Stepping Westward is the first book dedicated to the literature of
the Scottish Highland tour of 1720-1830, a major cultural
phenomenon that attracted writers and artists like Pennant, Johnson
and Boswell, William and Dorothy Wordsworth, Coleridge, Scott,
Hogg, Keats, Daniell, and Turner, as well as numerous less
celebrated travellers and tourists. Addressing more than a
century's worth of literary and visual representations of the
Highlands, the book casts new light on how the tour developed a
modern literature of place, acting as a catalyst for thinking about
improvement, landscape, and the shaping of British, Scottish, and
Gaelic identities.
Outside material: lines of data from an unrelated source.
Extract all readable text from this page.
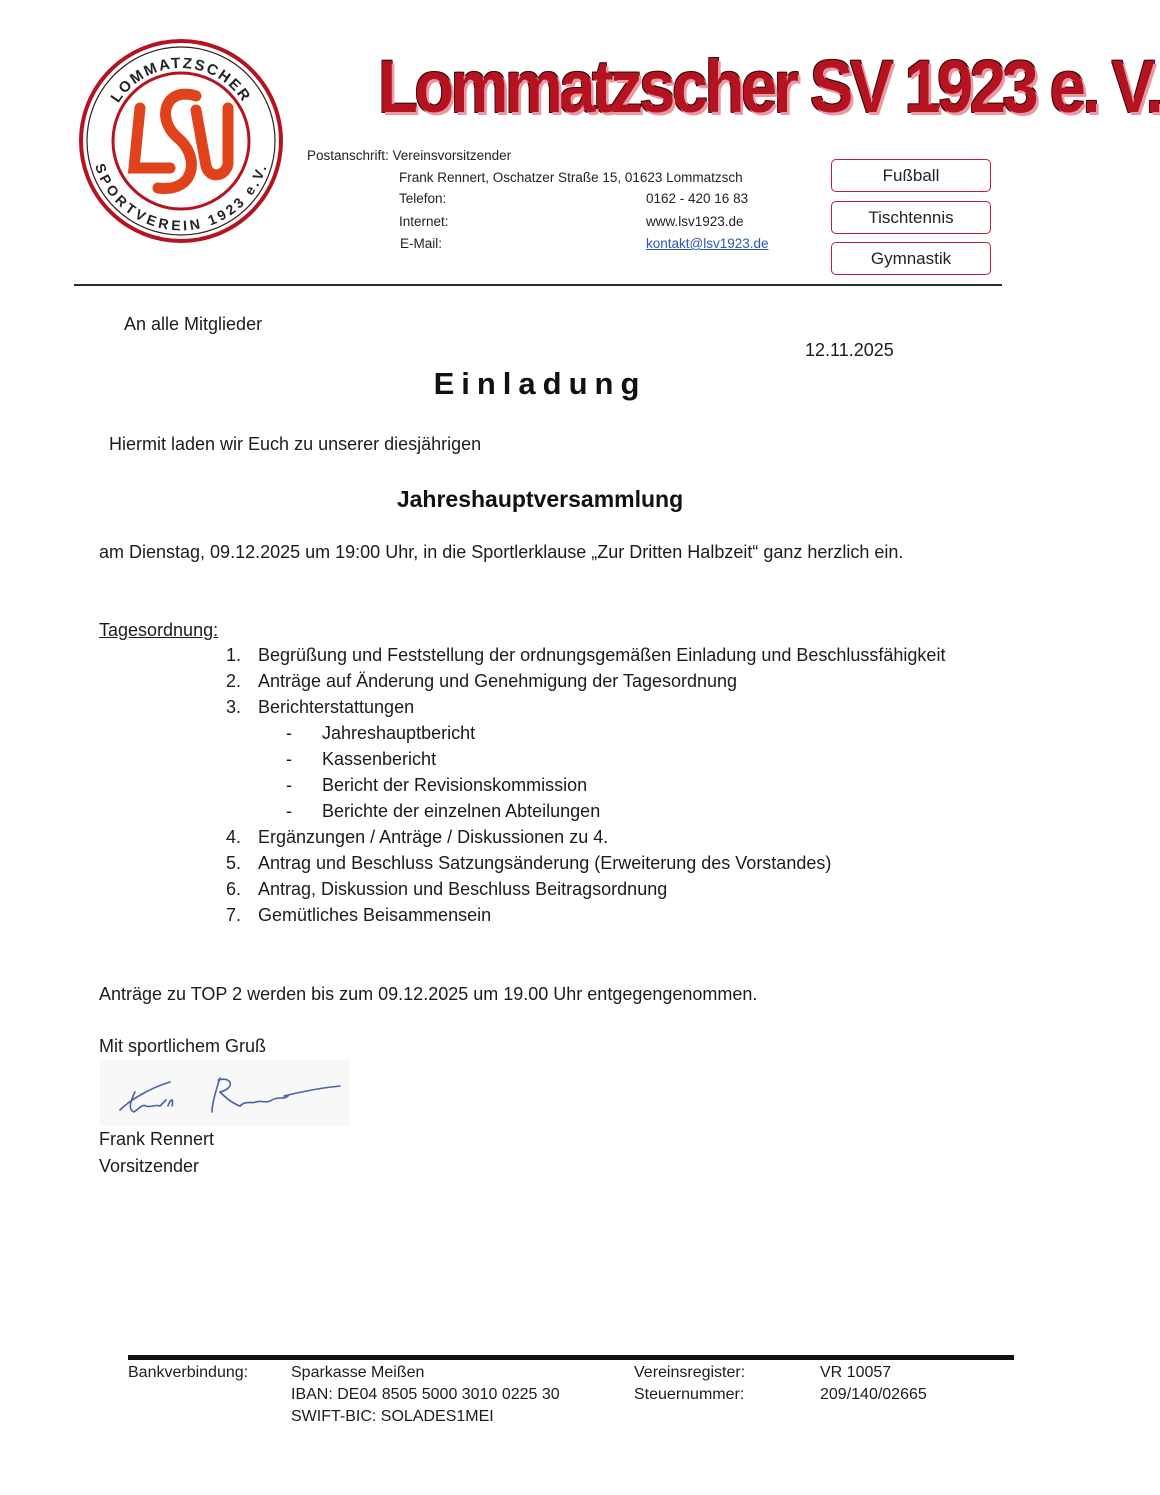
LOMMATZSCHER
SPORTVEREIN 1923 e.V.
Lommatzscher SV 1923 e. V.
Postanschrift: Vereinsvorsitzender
Frank Rennert, Oschatzer Straße 15, 01623 Lommatzsch
Telefon:	0162 - 420 16 83
Internet:	www.lsv1923.de
E-Mail:	kontakt@lsv1923.de
Fußball
Tischtennis
Gymnastik
An alle Mitglieder
12.11.2025
Einladung
Hiermit laden wir Euch zu unserer diesjährigen
Jahreshauptversammlung
am Dienstag, 09.12.2025 um 19:00 Uhr, in die Sportlerklause „Zur Dritten Halbzeit“ ganz herzlich ein.
Tagesordnung:
1. Begrüßung und Feststellung der ordnungsgemäßen Einladung und Beschlussfähigkeit
2. Anträge auf Änderung und Genehmigung der Tagesordnung
3. Berichterstattungen
-	Jahreshauptbericht
-	Kassenbericht
-	Bericht der Revisionskommission
-	Berichte der einzelnen Abteilungen
4. Ergänzungen / Anträge / Diskussionen zu 4.
5. Antrag und Beschluss Satzungsänderung (Erweiterung des Vorstandes)
6. Antrag, Diskussion und Beschluss Beitragsordnung
7. Gemütliches Beisammensein
Anträge zu TOP 2 werden bis zum 09.12.2025 um 19.00 Uhr entgegengenommen.
Mit sportlichem Gruß
Frank Rennert
Vorsitzender
Bankverbindung:	Sparkasse Meißen
IBAN: DE04 8505 5000 3010 0225 30
SWIFT-BIC: SOLADES1MEI
Vereinsregister:	VR 10057
Steuernummer:	209/140/02665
It pays attention to the relationship between
travellers and the native Gaels, whose world was plunged into
crisis by rapid and forced social change. At the book's core lie
the best-selling tours of Pennant and Dr Johnson, associated with
attempts to 'improve' the intractable Gaidhealtachd in the wake of
Culloden. Alongside the Ossian craze and Gilpin's picturesque,
their books stimulated a wave of 'home tours' from the 1770s
through the romantic period, including writing by women like Sarah
Murray and Dorothy Wordsworth. The incidence of published Highland
Tours (many lavishly illustrated), peaked around 1800, but as the
genre reached exhaustion, the 'romantic Highlands' were reinvented
in Scott's poems and novels, coinciding with steam boats and mass
tourism, but also rack-renting, sheep clearance, and emigration.